Developing Linguistic
Corpora:
a Guide to Good
Practice
Preface
Martin
Wynne
A linguistic corpus is a
collection of texts which
have been selected and
brought together so that
language can be studied on
the computer. Today, corpus
linguistics offers some of
the most powerful new
procedures for the analysis
of language, and the impact
of this dynamic and
expanding sub-discipline is
making itself felt in many
areas of language study.
In this volume, a selection
of leading experts in
various key areas of corpus
construction offer advice in
a readable and largely
non-technical style to help
the reader to ensure that
their corpus is well
designed and fit for the
intended purpose.
This Guide is aimed at those
who are at some stage of
building a linguistic
corpus.
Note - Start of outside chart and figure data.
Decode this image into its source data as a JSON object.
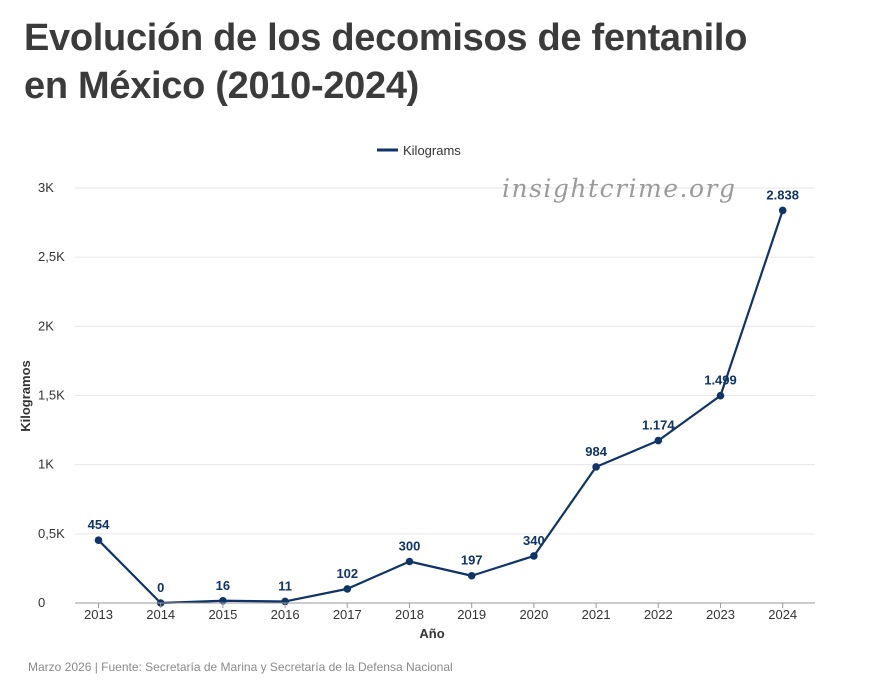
{
  "title_lines": [
    "Evolución de los decomisos de fentanilo",
    "en México (2010-2024)"
  ],
  "watermark": "insightcrime.org",
  "footer": "Marzo 2026 | Fuente: Secretaría de Marina y Secretaría de la Defensa Nacional",
  "colors": {
    "series": "#0e3468",
    "grid": "#e6e6e6",
    "axis_text": "#333333",
    "title": "#3b3b3b"
  },
  "chart_data": {
    "type": "line",
    "xlabel": "Año",
    "ylabel": "Kilogramos",
    "ylim": [
      0,
      3000
    ],
    "y_ticks": [
      {
        "value": 0,
        "label": "0"
      },
      {
        "value": 500,
        "label": "0,5K"
      },
      {
        "value": 1000,
        "label": "1K"
      },
      {
        "value": 1500,
        "label": "1,5K"
      },
      {
        "value": 2000,
        "label": "2K"
      },
      {
        "value": 2500,
        "label": "2,5K"
      },
      {
        "value": 3000,
        "label": "3K"
      }
    ],
    "grid": true,
    "legend_position": "top-center",
    "x": [
      "2013",
      "2014",
      "2015",
      "2016",
      "2017",
      "2018",
      "2019",
      "2020",
      "2021",
      "2022",
      "2023",
      "2024"
    ],
    "series": [
      {
        "name": "Kilograms",
        "values": [
          454,
          0,
          16,
          11,
          102,
          300,
          197,
          340,
          984,
          1174,
          1499,
          2838
        ],
        "labels": [
          "454",
          "0",
          "16",
          "11",
          "102",
          "300",
          "197",
          "340",
          "984",
          "1.174",
          "1.499",
          "2.838"
        ]
      }
    ]
  }
}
Little or no
knowledge of corpus
linguistics or computational
procedures is assumed,
although it is hoped that
more advanced users will
also find the guidelines
here useful. It also has
relevance for those who are
not building a corpus, but
who need to know something
about the issues involved in
the design of corpora in
order to choose between
available resources and to
help draw conclusions from
their analysis.
Increasing numbers of
researchers are seeing the
potential benefits of the
use of an electronic corpus
as a source of empirical
language data for their
research. Until now, where
did they find out about how
to build a corpus? There is
a great deal of useful
information available which
covers principles of corpus
design and development, but
it is dispersed in
handbooks, reports,
monographs, journal articles
and sometimes only in the
heads of experienced
practitioners. This Guide is
an attempt to draw together
the experience of corpus
builders into a single
source, as a starting point
for obtaining advice and
guidance on good practice in
this field. It aims to bring
together some key elements
of the experience learned,
over many decades, by
leading practitioners in the
field and to make it
available to those
developing corpora today.
The modest aim of this Guide
is to take readers through
the basic first steps
involved in creating a
corpus of language data in
electronic form for the
purpose of linguistic
research. While some
technical issues are
covered, this Guide does not
aim to offer the latest
information on digitisation
techniques. Rather, the
emphasis is on the
principles, and readers are
invited to refer to other
sources, such as the latest
AHDS information papers, for
the latest advice on
technologies. In addition to
the first chapter on the
principles of corpus design,
Professor Sinclair has also
provided a more practical
guide to building a corpus,
which is added as an
appendix to the Guide. This
should help guide the user
through some of the more
specific decisions that are
likely to be involved in
building a corpus.
Alert readers will see that
there are areas where the
authors are not in accord
with each other. It is for
the reader to weigh up the
advantages of each approach
for his own particular
project, and to decide which
course to follow. This Guide
does not aim to synthesize the
advice offered by the
various practitioners into a
single approach to creating
corpora. The information on
good practice which is
sampled here comes from a
variety of sources,
reflecting different
research goals, intellectual
traditions and theoretical
orientations. The individual
authors were asked to state
their opinion on what they
think is the best way to
deal with the relevant
aspects of developing a
corpus, and neither the
authors nor the editor have
tried to hide the
differences in approaches
which inevitably exist. It
is anticipated that readers
of this document will have
differing backgrounds, will
have very diverse aims and
objectives, will be dealing
with a variety of different
languages and varieties, and
that one single approach
would not fit them all.
I would like to thank the
authors of this volume for
their goodwill and support
to this venture, and for
their patience through the
long period it has taken to
bring the Guide to
publication. I would like to
acknowledge the extremely
helpful advice and editorial
work from my colleague Ylva
Berglund, which has improved
many aspects of this
guide.